ON 3 March, Datuk Seri Azalina Othman Said ridiculed the idea of meeting for serious deliberation beneath a tree.
Yesterday, on 4 March, Home Minister Datuk Seri Syed Hamid Albar followed in her dubious footsteps. The Perak representatives’ decision to hold an emergency assembly sitting under a tree on 3 March, he said, had made the country a “laughing stock“.
“There has never been anything like it in the world, lawmakers holding their meeting under the tree,” said Syed Hamid at a meeting in Kota Baru.
Who, he implied, had ever heard of such a silly idea?
Yet meeting for such serious deliberative purposes beneath a banyan tree is a venerable idea or motif in many Asian cultures.

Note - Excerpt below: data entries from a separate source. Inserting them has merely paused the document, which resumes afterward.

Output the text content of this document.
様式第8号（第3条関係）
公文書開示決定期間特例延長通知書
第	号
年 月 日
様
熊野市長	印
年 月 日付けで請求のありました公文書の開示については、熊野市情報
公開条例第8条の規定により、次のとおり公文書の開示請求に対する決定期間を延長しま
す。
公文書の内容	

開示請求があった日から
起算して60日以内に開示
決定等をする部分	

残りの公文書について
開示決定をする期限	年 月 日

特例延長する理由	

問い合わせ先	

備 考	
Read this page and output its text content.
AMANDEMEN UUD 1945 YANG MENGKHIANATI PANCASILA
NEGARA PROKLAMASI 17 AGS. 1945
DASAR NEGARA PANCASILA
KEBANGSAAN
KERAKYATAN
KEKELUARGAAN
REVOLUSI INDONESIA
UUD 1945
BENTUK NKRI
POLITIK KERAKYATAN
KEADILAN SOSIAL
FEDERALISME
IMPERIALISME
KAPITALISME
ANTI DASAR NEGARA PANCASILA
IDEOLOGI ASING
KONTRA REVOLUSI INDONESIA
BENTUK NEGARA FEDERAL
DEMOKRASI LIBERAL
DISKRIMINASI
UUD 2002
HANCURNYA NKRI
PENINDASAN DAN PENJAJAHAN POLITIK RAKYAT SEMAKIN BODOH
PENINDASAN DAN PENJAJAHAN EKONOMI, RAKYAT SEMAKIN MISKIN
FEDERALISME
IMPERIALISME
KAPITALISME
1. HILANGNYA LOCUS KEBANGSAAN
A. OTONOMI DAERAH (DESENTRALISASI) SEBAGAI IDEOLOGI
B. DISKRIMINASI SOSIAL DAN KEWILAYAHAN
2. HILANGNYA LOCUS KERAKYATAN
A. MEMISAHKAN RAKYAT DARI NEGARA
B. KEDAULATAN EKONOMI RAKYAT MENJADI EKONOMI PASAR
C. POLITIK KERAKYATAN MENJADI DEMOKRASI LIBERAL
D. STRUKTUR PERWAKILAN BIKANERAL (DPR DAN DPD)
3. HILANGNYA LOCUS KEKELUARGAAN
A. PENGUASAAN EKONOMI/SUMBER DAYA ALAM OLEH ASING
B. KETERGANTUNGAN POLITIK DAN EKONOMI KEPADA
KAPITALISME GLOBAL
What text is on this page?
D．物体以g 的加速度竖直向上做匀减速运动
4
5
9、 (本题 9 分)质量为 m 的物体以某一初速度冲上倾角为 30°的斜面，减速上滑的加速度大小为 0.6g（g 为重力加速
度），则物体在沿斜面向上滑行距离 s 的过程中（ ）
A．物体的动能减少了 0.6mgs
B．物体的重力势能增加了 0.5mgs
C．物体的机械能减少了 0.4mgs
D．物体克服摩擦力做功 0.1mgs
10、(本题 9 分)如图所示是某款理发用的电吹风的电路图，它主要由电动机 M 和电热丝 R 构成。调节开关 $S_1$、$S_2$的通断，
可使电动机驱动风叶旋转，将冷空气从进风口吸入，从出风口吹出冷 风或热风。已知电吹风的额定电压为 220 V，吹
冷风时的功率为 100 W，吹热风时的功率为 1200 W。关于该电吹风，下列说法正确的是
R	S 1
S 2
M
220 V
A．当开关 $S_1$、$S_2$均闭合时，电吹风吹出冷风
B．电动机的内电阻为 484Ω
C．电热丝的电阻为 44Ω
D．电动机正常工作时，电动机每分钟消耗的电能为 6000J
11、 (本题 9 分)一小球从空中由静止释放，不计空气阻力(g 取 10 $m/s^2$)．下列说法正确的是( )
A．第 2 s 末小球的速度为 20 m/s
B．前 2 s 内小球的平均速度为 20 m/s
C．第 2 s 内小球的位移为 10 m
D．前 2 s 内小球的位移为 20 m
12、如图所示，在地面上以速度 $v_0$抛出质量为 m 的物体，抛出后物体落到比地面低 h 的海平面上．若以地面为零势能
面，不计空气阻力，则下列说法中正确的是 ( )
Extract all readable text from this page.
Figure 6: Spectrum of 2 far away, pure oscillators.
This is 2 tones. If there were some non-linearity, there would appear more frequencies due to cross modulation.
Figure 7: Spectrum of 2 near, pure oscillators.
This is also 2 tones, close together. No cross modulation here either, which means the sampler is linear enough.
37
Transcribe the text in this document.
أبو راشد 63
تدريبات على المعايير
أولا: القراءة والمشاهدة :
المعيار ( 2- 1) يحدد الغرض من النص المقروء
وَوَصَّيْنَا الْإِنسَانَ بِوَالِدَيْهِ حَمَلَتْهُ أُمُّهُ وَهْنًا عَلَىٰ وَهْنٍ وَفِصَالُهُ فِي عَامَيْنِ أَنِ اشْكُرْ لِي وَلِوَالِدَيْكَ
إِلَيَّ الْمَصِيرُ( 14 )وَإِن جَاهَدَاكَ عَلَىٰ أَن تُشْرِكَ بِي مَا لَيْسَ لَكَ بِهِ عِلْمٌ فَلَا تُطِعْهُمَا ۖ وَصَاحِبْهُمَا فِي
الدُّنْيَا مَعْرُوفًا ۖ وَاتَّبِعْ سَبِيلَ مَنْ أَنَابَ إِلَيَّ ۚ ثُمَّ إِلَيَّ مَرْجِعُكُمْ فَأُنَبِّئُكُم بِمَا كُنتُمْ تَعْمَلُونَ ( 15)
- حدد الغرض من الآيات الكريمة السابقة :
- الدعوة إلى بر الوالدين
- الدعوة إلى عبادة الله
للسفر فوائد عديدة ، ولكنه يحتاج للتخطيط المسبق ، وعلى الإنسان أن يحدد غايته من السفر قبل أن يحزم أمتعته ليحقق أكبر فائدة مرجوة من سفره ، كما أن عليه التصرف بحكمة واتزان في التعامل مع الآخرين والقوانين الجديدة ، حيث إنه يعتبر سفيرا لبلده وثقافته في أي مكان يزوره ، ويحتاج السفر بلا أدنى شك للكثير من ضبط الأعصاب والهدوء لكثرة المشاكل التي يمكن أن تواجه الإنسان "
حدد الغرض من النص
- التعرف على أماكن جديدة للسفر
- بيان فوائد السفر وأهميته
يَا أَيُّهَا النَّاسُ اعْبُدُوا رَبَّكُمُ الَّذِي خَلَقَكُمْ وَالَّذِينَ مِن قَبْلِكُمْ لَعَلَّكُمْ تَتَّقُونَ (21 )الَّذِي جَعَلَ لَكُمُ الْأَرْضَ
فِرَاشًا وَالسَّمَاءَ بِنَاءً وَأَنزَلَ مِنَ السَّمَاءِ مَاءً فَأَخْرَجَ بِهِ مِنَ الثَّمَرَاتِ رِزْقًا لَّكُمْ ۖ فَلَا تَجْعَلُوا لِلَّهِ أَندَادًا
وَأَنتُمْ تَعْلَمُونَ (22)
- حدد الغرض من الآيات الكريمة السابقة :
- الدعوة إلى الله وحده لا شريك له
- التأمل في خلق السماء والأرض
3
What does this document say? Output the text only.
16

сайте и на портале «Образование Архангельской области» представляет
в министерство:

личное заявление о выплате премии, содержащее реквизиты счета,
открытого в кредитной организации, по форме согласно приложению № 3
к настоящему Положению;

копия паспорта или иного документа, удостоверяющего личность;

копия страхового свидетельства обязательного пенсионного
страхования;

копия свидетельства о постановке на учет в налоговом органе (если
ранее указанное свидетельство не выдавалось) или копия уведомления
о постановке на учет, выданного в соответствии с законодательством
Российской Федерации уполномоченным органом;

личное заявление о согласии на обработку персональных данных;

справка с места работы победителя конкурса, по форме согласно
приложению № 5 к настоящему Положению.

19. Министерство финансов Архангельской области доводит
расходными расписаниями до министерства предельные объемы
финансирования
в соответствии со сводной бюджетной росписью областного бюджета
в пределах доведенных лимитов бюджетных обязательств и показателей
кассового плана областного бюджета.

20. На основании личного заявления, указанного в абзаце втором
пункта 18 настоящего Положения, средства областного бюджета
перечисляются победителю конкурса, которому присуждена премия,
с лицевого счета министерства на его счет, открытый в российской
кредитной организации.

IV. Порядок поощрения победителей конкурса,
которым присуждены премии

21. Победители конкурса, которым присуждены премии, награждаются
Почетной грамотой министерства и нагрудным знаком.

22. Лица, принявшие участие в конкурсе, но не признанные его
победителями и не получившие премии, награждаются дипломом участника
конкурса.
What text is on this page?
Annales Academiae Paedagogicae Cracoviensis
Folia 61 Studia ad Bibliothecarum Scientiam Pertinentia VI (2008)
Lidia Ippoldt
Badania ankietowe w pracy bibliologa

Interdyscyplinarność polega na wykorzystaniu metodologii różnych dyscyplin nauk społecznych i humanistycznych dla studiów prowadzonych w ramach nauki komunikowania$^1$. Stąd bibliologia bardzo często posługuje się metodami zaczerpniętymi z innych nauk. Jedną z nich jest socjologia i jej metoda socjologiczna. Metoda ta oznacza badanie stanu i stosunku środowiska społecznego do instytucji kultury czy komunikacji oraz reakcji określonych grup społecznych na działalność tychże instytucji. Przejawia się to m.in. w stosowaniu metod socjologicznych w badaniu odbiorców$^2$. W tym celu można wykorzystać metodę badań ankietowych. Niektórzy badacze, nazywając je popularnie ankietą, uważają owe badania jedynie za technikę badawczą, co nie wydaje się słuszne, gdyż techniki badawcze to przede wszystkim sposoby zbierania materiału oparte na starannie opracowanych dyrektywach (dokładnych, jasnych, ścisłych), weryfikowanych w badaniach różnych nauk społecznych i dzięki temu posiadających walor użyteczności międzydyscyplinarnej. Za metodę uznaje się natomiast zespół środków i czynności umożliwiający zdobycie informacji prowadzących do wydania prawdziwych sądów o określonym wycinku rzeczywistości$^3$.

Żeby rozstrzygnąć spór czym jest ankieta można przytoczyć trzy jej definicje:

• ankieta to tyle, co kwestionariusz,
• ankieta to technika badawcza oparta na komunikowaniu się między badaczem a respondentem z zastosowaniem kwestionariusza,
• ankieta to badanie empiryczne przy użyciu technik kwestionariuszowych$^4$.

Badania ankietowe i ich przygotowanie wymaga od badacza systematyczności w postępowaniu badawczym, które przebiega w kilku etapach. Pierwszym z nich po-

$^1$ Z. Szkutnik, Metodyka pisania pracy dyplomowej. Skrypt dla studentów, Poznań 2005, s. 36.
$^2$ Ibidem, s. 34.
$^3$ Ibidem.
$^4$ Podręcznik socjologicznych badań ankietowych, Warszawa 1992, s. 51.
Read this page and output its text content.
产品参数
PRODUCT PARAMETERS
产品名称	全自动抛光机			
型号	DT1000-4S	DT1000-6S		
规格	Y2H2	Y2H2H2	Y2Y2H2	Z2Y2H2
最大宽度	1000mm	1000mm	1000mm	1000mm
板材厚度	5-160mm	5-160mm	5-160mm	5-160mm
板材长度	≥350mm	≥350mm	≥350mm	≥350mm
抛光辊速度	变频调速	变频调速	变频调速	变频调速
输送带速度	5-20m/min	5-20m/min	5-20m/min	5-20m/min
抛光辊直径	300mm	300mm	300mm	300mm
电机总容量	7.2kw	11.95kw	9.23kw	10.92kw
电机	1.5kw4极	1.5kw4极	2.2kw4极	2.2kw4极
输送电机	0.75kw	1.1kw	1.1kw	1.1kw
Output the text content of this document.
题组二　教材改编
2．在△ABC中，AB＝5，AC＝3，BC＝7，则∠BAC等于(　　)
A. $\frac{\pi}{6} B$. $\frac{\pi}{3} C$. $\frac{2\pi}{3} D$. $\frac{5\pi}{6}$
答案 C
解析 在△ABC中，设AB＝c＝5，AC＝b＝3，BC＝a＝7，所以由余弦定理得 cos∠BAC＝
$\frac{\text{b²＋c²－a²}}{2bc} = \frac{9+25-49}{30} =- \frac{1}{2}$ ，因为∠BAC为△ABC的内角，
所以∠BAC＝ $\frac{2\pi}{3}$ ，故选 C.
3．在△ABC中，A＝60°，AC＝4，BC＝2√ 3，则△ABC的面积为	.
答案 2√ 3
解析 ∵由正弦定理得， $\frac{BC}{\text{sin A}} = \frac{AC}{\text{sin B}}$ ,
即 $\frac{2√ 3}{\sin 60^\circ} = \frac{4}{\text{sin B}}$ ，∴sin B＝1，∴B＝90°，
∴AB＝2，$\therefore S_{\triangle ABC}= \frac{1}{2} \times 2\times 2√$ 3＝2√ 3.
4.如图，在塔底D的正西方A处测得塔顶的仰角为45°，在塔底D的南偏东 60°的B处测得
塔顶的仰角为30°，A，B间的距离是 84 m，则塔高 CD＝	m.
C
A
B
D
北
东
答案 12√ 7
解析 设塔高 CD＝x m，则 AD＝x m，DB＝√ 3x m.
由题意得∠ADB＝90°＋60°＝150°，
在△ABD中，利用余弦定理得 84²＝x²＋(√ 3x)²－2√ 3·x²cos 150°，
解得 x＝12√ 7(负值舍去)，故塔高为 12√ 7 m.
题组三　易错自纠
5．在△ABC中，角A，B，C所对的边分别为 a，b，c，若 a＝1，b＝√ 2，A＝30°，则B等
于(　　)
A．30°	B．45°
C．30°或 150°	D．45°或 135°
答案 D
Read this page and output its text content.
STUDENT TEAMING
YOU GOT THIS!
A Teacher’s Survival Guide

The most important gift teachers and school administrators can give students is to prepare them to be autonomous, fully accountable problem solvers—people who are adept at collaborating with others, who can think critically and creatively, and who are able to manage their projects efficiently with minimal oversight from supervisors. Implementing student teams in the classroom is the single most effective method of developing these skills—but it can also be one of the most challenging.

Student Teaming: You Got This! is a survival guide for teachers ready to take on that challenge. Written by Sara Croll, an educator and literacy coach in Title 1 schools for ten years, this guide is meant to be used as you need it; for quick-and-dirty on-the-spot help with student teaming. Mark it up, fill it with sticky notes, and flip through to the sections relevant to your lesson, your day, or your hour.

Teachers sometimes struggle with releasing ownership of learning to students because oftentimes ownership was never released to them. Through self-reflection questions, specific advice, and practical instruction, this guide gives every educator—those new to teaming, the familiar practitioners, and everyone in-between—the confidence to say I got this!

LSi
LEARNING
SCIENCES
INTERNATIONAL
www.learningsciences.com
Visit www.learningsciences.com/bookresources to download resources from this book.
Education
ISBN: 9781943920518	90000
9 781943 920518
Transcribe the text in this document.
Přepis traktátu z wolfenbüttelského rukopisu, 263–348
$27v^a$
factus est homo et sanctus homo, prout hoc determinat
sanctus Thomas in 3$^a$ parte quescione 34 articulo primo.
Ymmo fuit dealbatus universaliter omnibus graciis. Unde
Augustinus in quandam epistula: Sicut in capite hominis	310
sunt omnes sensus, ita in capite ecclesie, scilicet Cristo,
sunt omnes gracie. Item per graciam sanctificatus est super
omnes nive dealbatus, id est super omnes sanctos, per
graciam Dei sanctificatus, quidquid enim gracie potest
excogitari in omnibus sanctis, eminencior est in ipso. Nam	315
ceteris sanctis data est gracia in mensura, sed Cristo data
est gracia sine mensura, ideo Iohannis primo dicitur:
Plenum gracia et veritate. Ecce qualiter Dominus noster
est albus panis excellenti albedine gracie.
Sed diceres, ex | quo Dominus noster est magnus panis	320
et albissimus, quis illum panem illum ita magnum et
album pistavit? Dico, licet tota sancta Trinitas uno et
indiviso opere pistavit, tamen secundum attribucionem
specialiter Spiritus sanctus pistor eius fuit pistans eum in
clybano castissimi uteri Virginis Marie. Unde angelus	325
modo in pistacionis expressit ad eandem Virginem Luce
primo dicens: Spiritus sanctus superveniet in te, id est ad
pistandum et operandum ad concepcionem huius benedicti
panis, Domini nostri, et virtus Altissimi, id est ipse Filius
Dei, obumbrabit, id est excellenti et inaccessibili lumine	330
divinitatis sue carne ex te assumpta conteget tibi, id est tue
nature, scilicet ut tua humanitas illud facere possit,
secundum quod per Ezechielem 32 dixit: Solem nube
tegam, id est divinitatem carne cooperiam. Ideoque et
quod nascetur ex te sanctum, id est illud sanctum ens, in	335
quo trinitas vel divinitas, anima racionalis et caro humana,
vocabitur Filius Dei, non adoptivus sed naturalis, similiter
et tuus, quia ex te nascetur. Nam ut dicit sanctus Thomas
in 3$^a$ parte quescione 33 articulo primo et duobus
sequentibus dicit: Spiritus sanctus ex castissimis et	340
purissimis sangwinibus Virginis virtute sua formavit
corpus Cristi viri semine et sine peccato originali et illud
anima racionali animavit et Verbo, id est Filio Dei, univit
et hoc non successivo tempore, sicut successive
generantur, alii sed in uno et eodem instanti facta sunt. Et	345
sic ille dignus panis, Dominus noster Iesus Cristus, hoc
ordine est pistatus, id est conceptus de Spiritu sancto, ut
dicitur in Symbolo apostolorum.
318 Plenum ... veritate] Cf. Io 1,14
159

In the Gujarati language, for example, “banyan” means “merchant”, not “tree”. The Portuguese picked up the word to refer specifically to Hindu merchants. They passed it along to the English as early as 1599, with the same meaning.
Soon English writers began to speak of the banyan tree as a place where Hindu merchants would conduct their business. The tree provided, more generally, a shaded place for a village meeting.
Banyan tree (Source: plantatreelovetheplanet.com)
The idea of a connection, or similarity, between the consideration of public business, on one hand, and the banyan tree’s great encompassing shade and the underlying unity of its complex, intertwining roots, on the other, has long been a pervasive, and widely persuasive, metaphor throughout Asia.
One significant and recent instance of the idea is to be found in the book by the noted commentator and correspondent on Southeast Asian affairs Michael Vatikiotis, titled Political Change in Southeast Asia: Trimming the Banyan Tree (1996).
“The banyan tree,” Vatikiotis observes, “is a sturdy tree with long hanging branches offering ample shade. In many parts of Southeast Asia the tree is considered sacred … Its political significance stems from the ancient practice of using its protective shade as a place of teaching and supplication … In the Javanese tradition petitioners with a grievance would sit under the banyan tree to signal a desire for an audience with the ruler.” (p. 19)
Perhaps those who, on 3 March, chose to convene under a large tree had a very subtle appreciation of time-honoured “Asian values”.
Clive S Kessler
5 March 2009
Clive S Kessler is Emeritus Professor of Sociology and Anthropology at the School of Social Sciences and International Studies at the University of New South Wales in Sydney, Australia.